3.3 Le jugement entrepris sera en conséquence annulé et réformé en ce sens que l'intimée sera condamnée à payer à l'appelante la somme de 13'913 fr. 15 plus intérêts à 5% l'an dès la date moyenne du 5 novembre 2019.

4.             L'appelante sollicite que l'intimée soit en outre condamnée au paiement d'une amende pour procédé téméraire. Elle lui reproche de s'être abusivement prévalue de compensation, pour finalement renoncer à cette exception en fin de procès.

4.1 Selon l'art. 128 al. 3 CPC, la partie ou son représentant qui usent de mauvaise foi ou de procédés téméraires sont punis d'une amende disciplinaire de 2'000 fr. au plus; l'amende est de 5'000 fr. au plus en cas de récidive.

Agit notamment de façon téméraire celui qui bloque une procédure en multipliant des recours abusifs (ATF 111 Ia 148, consid. 4, JT 1985 I 584) ou celui qui dépose un recours manifestement dénué de toute chance de succès dont s'abstiendrait tout plaideur raisonnable et de bonne foi (ATF 120 III 107
consid. 4b; Haldy, in Commentaire romand, Code de procédure civile, 2ème éd., 2019, n. 9 ad art. 128 CPC).

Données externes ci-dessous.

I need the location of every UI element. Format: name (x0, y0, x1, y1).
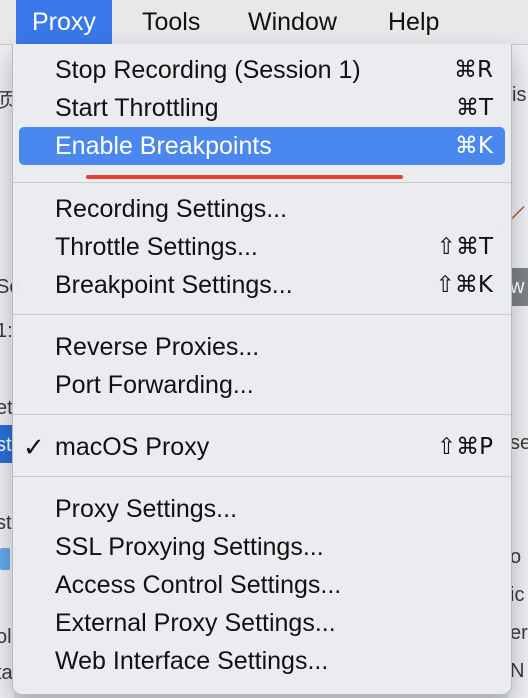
menu-item-label: Proxy Settings... (55, 495, 238, 523)
menu-separator (13, 476, 511, 477)
menu-item-web-interface-settings[interactable]: Web Interface Settings... (19, 642, 505, 680)
menu-item-breakpoint-settings[interactable]: Breakpoint Settings... ⇧⌘K (19, 266, 505, 304)
menu-item-label: Reverse Proxies... (55, 333, 260, 361)
menu-item-access-control-settings[interactable]: Access Control Settings... (19, 566, 505, 604)
background-folder-icon (0, 548, 10, 570)
menu-item-label: Throttle Settings... (55, 233, 258, 261)
menu-item-external-proxy-settings[interactable]: External Proxy Settings... (19, 604, 505, 642)
menu-item-label: Breakpoint Settings... (55, 271, 293, 299)
menu-item-shortcut: ⌘T (455, 95, 493, 121)
background-text-right: se (510, 432, 528, 454)
menu-item-throttle-settings[interactable]: Throttle Settings... ⇧⌘T (19, 228, 505, 266)
background-text-left: 1: (0, 320, 13, 342)
menu-item-label: Port Forwarding... (55, 371, 254, 399)
menubar-tools[interactable]: Tools (126, 0, 216, 44)
background-text-right: is (512, 84, 527, 106)
menu-item-label: Enable Breakpoints (55, 132, 272, 160)
menu-item-shortcut: ⇧⌘P (436, 434, 493, 460)
menu-item-label: SSL Proxying Settings... (55, 533, 324, 561)
menubar-help[interactable]: Help (372, 0, 455, 44)
background-text-right: er (510, 622, 528, 644)
menu-item-enable-breakpoints[interactable]: Enable Breakpoints ⌘K (19, 127, 505, 165)
menu-item-shortcut: ⌘K (454, 133, 493, 159)
menu-separator (13, 414, 511, 415)
menu-separator (13, 314, 511, 315)
menu-item-label: External Proxy Settings... (55, 609, 336, 637)
background-text-left: st (0, 512, 12, 534)
background-text-left: ol (0, 626, 12, 648)
proxy-menu: Stop Recording (Session 1) ⌘R Start Thro… (12, 44, 512, 695)
menu-item-label: Recording Settings... (55, 195, 288, 223)
checkmark-icon: ✓ (23, 432, 45, 462)
menubar-window[interactable]: Window (232, 0, 353, 44)
menu-item-reverse-proxies[interactable]: Reverse Proxies... (19, 328, 505, 366)
menu-item-shortcut: ⇧⌘K (435, 272, 493, 298)
menu-item-stop-recording[interactable]: Stop Recording (Session 1) ⌘R (19, 51, 505, 89)
menu-item-start-throttling[interactable]: Start Throttling ⌘T (19, 89, 505, 127)
menu-separator (13, 182, 511, 183)
menu-item-proxy-settings[interactable]: Proxy Settings... (19, 490, 505, 528)
menu-item-label: Start Throttling (55, 94, 219, 122)
menu-item-label: Web Interface Settings... (55, 647, 329, 675)
menu-item-shortcut: ⇧⌘T (436, 234, 493, 260)
menu-item-ssl-proxying-settings[interactable]: SSL Proxying Settings... (19, 528, 505, 566)
background-text-right: w (510, 276, 525, 298)
menu-item-label: Access Control Settings... (55, 571, 342, 599)
menu-item-label: macOS Proxy (55, 433, 210, 461)
menu-item-port-forwarding[interactable]: Port Forwarding... (19, 366, 505, 404)
background-text-left: ta (0, 662, 13, 684)
background-text-right: ic (510, 584, 525, 606)
menu-bar: Proxy Tools Window Help (0, 0, 528, 45)
background-text-left: et (0, 397, 13, 419)
menu-item-recording-settings[interactable]: Recording Settings... (19, 190, 505, 228)
annotation-underline (86, 175, 403, 179)
menubar-proxy[interactable]: Proxy (16, 0, 112, 44)
menu-item-label: Stop Recording (Session 1) (55, 56, 361, 84)
menu-item-shortcut: ⌘R (454, 57, 493, 83)
background-text-right: N (510, 660, 525, 682)
menu-item-macos-proxy[interactable]: ✓ macOS Proxy ⇧⌘P (19, 428, 505, 466)
background-text-left: st (0, 434, 12, 456)
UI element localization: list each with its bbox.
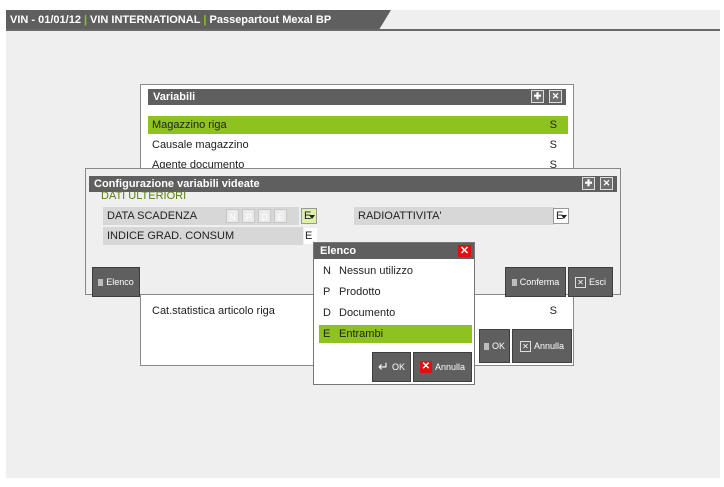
title-separator: | [203,13,207,26]
data-scadenza-select[interactable]: E [301,208,317,224]
list-item[interactable]: Causale magazzino S [148,136,568,154]
row-label: Causale magazzino [152,139,249,151]
radio-row: RADIOATTIVITA' [354,207,554,225]
field-label: DATA SCADENZA [107,210,198,222]
field-label: INDICE GRAD. CONSUM [107,230,235,242]
row-value: S [549,139,557,151]
ok-button[interactable]: OK [479,329,510,363]
section-label: DATI ULTERIORI [101,190,187,202]
elenco-annulla-button[interactable]: ✕ Annulla [413,352,472,382]
tools-icon: ✕ [519,340,531,352]
elenco-popup: Elenco ✕ N Nessun utilizzo P Prodotto D … [313,242,475,385]
elenco-button[interactable]: Elenco [92,267,140,297]
list-item[interactable]: N Nessun utilizzo [319,262,472,280]
list-item[interactable]: P Prodotto [319,283,472,301]
list-item[interactable]: E Entrambi [319,325,472,343]
button-marker-icon [98,278,104,286]
conferma-button[interactable]: Conferma [505,267,566,297]
option-box-d[interactable]: D [258,209,271,223]
tools-icon: ✕ [574,276,586,288]
option-box-p[interactable]: P [242,209,255,223]
close-icon[interactable]: ✕ [600,177,613,190]
config-title: Configurazione variabili videate [94,178,260,190]
title-tab: VIN - 01/01/12 | VIN INTERNATIONAL | Pas… [6,10,391,29]
row-value: S [549,119,557,131]
annulla-button[interactable]: ✕ Annulla [512,329,572,363]
elenco-title: Elenco [320,245,357,257]
button-marker-icon [511,278,517,286]
maximize-icon[interactable]: ✚ [582,177,595,190]
enter-icon: ↵ [378,359,389,374]
option-box-e[interactable]: E [274,209,287,223]
row-label: Magazzino riga [152,119,227,131]
row-value: S [549,305,557,317]
variabili-title: Variabili [153,91,196,103]
close-icon[interactable]: ✕ [549,90,562,103]
elenco-header: Elenco ✕ [314,243,474,259]
title-separator: | [83,13,88,26]
title-company: VIN INTERNATIONAL [90,13,201,26]
list-item[interactable]: Magazzino riga S [148,116,568,134]
title-date: VIN - 01/01/12 [10,13,81,26]
radio-select[interactable]: E [553,208,569,224]
cancel-icon: ✕ [419,361,432,373]
maximize-icon[interactable]: ✚ [531,90,544,103]
chevron-down-icon [561,215,567,219]
title-app: Passepartout Mexal BP [209,13,332,26]
variabili-header: Variabili ✚ ✕ [148,89,566,105]
indice-row: INDICE GRAD. CONSUM [103,227,303,245]
option-box-n[interactable]: N [226,209,239,223]
esci-button[interactable]: ✕ Esci [568,267,613,297]
field-label: RADIOATTIVITA' [358,210,442,222]
list-item[interactable]: D Documento [319,304,472,322]
row-label: Cat.statistica articolo riga [152,305,275,317]
elenco-ok-button[interactable]: ↵ OK [372,352,411,382]
chevron-down-icon [309,215,315,219]
button-marker-icon [483,342,489,350]
title-underline [6,29,720,31]
close-icon[interactable]: ✕ [458,245,471,257]
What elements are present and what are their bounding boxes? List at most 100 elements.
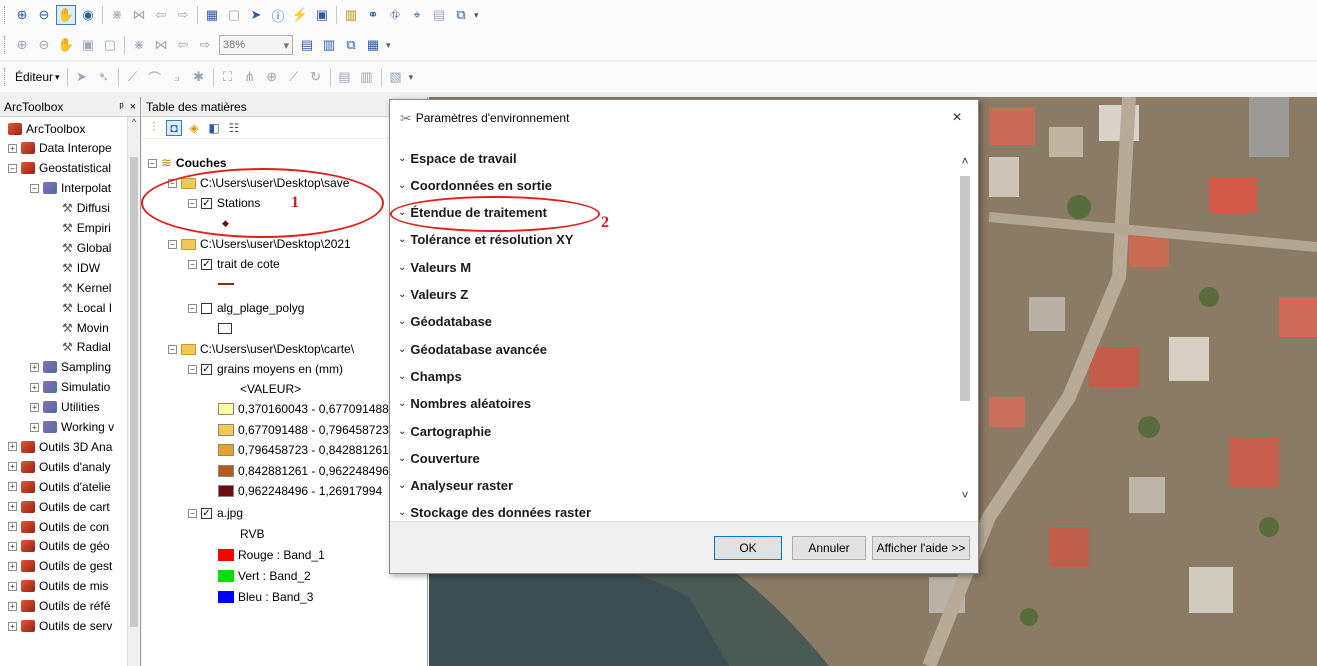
clear-selection-icon[interactable]: ▢ xyxy=(224,5,244,25)
cancel-button[interactable]: Annuler xyxy=(792,536,866,560)
settings-section-header[interactable]: ⌄ Couverture xyxy=(398,446,480,470)
close-icon[interactable]: × xyxy=(946,109,968,127)
settings-section-header[interactable]: ⌄ Tolérance et résolution XY xyxy=(398,228,573,252)
zoom-percent-combo[interactable]: 38% ▾ xyxy=(219,35,293,55)
layer-visibility-checkbox[interactable]: ✓ xyxy=(201,507,212,519)
zoom-out-icon[interactable]: ⊖ xyxy=(34,5,54,25)
layer-visibility-checkbox[interactable]: ✓ xyxy=(201,197,212,209)
fixed-zoom-in-icon[interactable]: ⋇ xyxy=(107,5,127,25)
scroll-thumb[interactable] xyxy=(130,157,138,627)
toc-layer-grains[interactable]: − ✓ grains moyens en (mm) xyxy=(188,359,343,379)
identify-icon[interactable]: ⓘ xyxy=(268,5,288,25)
select-elements-arrow-icon[interactable]: ➤ xyxy=(246,5,266,25)
back-arrow-icon[interactable]: ⇦ xyxy=(151,5,171,25)
toolbar-grip[interactable] xyxy=(4,68,7,86)
expand-icon[interactable]: + xyxy=(8,541,17,551)
settings-section-header[interactable]: ⌄ Stockage des données raster xyxy=(398,501,591,521)
attributes-icon[interactable]: ▤ xyxy=(335,67,355,87)
collapse-icon[interactable]: − xyxy=(188,508,197,518)
chevron-up-icon[interactable]: ˄ xyxy=(958,154,972,172)
settings-section-header[interactable]: ⌄ Géodatabase xyxy=(398,310,492,334)
list-by-source-icon[interactable]: ◘ xyxy=(166,119,182,136)
layer-visibility-checkbox[interactable]: ✓ xyxy=(201,363,212,375)
show-help-button[interactable]: Afficher l'aide >> xyxy=(872,536,970,560)
toolbox-tree-item[interactable]: + Utilities xyxy=(0,398,134,417)
chevron-down-icon[interactable]: ˅ xyxy=(958,488,972,506)
settings-section-header[interactable]: ⌄ Étendue de traitement xyxy=(398,201,547,225)
ok-button[interactable]: OK xyxy=(714,536,782,560)
settings-section-header[interactable]: ⌄ Nombres aléatoires xyxy=(398,392,531,416)
expand-icon[interactable]: + xyxy=(8,621,17,631)
toolbox-tree-item[interactable]: + Outils de cart xyxy=(0,497,134,516)
edit-tool-icon[interactable]: ➤ xyxy=(72,67,92,87)
hyperlink-icon[interactable]: ⚡ xyxy=(290,5,310,25)
collapse-icon[interactable]: − xyxy=(148,158,157,168)
fixed-zoom-out-layout-icon[interactable]: ⋈ xyxy=(151,35,171,55)
viewer-window-icon[interactable]: ⧉ xyxy=(451,5,471,25)
toolbox-tree-item[interactable]: + Outils de mis xyxy=(0,577,134,596)
sketch-properties-icon[interactable]: ▥ xyxy=(357,67,377,87)
create-features-icon[interactable]: ▧ xyxy=(386,67,406,87)
toolbox-tree-item[interactable]: + Sampling xyxy=(0,358,134,377)
toolbox-tree-item[interactable]: + Outils d'analy xyxy=(0,457,134,476)
trace-icon[interactable]: ⟓ xyxy=(167,67,187,87)
expand-icon[interactable]: + xyxy=(30,382,39,392)
settings-section-header[interactable]: ⌄ Espace de travail xyxy=(398,146,517,170)
zoom-in-icon[interactable]: ⊕ xyxy=(12,5,32,25)
dialog-scrollbar[interactable]: ˄ ˅ xyxy=(958,154,972,520)
expand-icon[interactable]: + xyxy=(8,522,17,531)
layout-zoom-out-icon[interactable]: ⊖ xyxy=(34,35,54,55)
toolbar-overflow-icon[interactable]: ▾ xyxy=(409,72,414,83)
toc-root-layers[interactable]: − ≋ Couches xyxy=(148,153,227,173)
html-popup-icon[interactable]: ▣ xyxy=(312,5,332,25)
go-to-xy-icon[interactable]: ⌖ xyxy=(407,5,427,25)
collapse-icon[interactable]: − xyxy=(30,183,39,193)
layout-pan-icon[interactable]: ✋ xyxy=(56,35,76,55)
toggle-draft-mode-icon[interactable]: ▤ xyxy=(297,35,317,55)
color-swatch[interactable] xyxy=(218,423,234,436)
settings-section-header[interactable]: ⌄ Géodatabase avancée xyxy=(398,337,547,361)
pan-hand-icon[interactable]: ✋ xyxy=(56,5,76,25)
fixed-zoom-out-icon[interactable]: ⋈ xyxy=(129,5,149,25)
toolbox-tree-item[interactable]: + Outils de con xyxy=(0,517,134,536)
zoom-100-icon[interactable]: ▢ xyxy=(100,35,120,55)
next-extent-layout-icon[interactable]: ⇨ xyxy=(195,35,215,55)
toolbar-overflow-icon[interactable]: ▾ xyxy=(474,10,479,21)
toolbox-tree-item[interactable]: + Outils de réfé xyxy=(0,597,134,616)
color-swatch[interactable] xyxy=(218,403,234,415)
time-slider-icon[interactable]: ▤ xyxy=(429,5,449,25)
toolbox-tree-item[interactable]: − Interpolat xyxy=(0,179,134,198)
expand-icon[interactable]: + xyxy=(30,402,39,412)
color-swatch[interactable] xyxy=(218,464,234,477)
toolbox-tree-item[interactable]: − Geostatistical xyxy=(0,159,134,178)
options-icon[interactable]: ☷ xyxy=(226,120,242,136)
measure-icon[interactable]: ▥ xyxy=(341,5,361,25)
full-extent-globe-icon[interactable]: ◉ xyxy=(78,5,98,25)
settings-section-header[interactable]: ⌄ Cartographie xyxy=(398,419,491,443)
expand-icon[interactable]: + xyxy=(8,482,17,492)
list-by-selection-icon[interactable]: ◧ xyxy=(206,120,222,136)
editor-menu-button[interactable]: Éditeur ▾ xyxy=(11,70,64,84)
toc-folder-2021[interactable]: − C:\Users\user\Desktop\2021 xyxy=(168,234,351,254)
expand-icon[interactable]: + xyxy=(8,561,17,571)
focus-data-frame-icon[interactable]: ▥ xyxy=(319,35,339,55)
expand-icon[interactable]: + xyxy=(8,143,17,153)
scroll-up-icon[interactable]: ^ xyxy=(128,117,140,131)
fixed-zoom-in-layout-icon[interactable]: ⋇ xyxy=(129,35,149,55)
layer-visibility-checkbox[interactable]: ✓ xyxy=(201,258,212,270)
toc-layer-ajpg[interactable]: − ✓ a.jpg xyxy=(188,503,243,523)
edit-vertices-icon[interactable]: ⛶ xyxy=(218,67,238,87)
expand-icon[interactable]: + xyxy=(8,502,17,512)
split-icon[interactable]: ⟋ xyxy=(284,67,304,87)
expand-icon[interactable]: + xyxy=(30,362,39,372)
collapse-icon[interactable]: − xyxy=(188,198,197,208)
previous-extent-layout-icon[interactable]: ⇦ xyxy=(173,35,193,55)
expand-icon[interactable]: + xyxy=(8,581,17,591)
toolbox-tree-item[interactable]: ⚒ Kernel xyxy=(0,278,134,297)
change-layout-icon[interactable]: ⧉ xyxy=(341,35,361,55)
toc-layer-trait-de-cote[interactable]: − ✓ trait de cote xyxy=(188,254,280,274)
collapse-icon[interactable]: − xyxy=(188,303,197,313)
toolbox-tree-item[interactable]: + Simulatio xyxy=(0,378,134,397)
toc-layer-stations[interactable]: − ✓ Stations xyxy=(188,193,260,213)
collapse-icon[interactable]: − xyxy=(168,178,177,188)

La pratique fait preuve d'une grande retenue dans l'admission de la témérité. Le caractère téméraire ne doit être admis qu'à titre tout à fait exceptionnel (TC/FR du 11.1.1993, RFJ 1993, 59).

4.2 En l'espèce, la question de savoir si l'intimée était effectivement titulaire d'une créance susceptible d'être opposée en compensation aux prétentions de l'appelante n'a pas été élucidée et n'a pas lieu de l'être, compte tenu de l'issue du litige.

Les raisons pour lesquelles l'intimée a renoncé à se prévaloir de cette exception ne sont pas clairement établies et les explications de celles-ci selon lesquelles cette renonciation faisait suite à la renonciation de l'appelante à solliciter l'audition de témoins, de sorte que l'intimée pensait obtenir gain de cause sans devoir recourir à la compensation, sont plausibles et ne trahissent pas nécessairement un procédé abusif, au sens des principes rappelés ci-dessus.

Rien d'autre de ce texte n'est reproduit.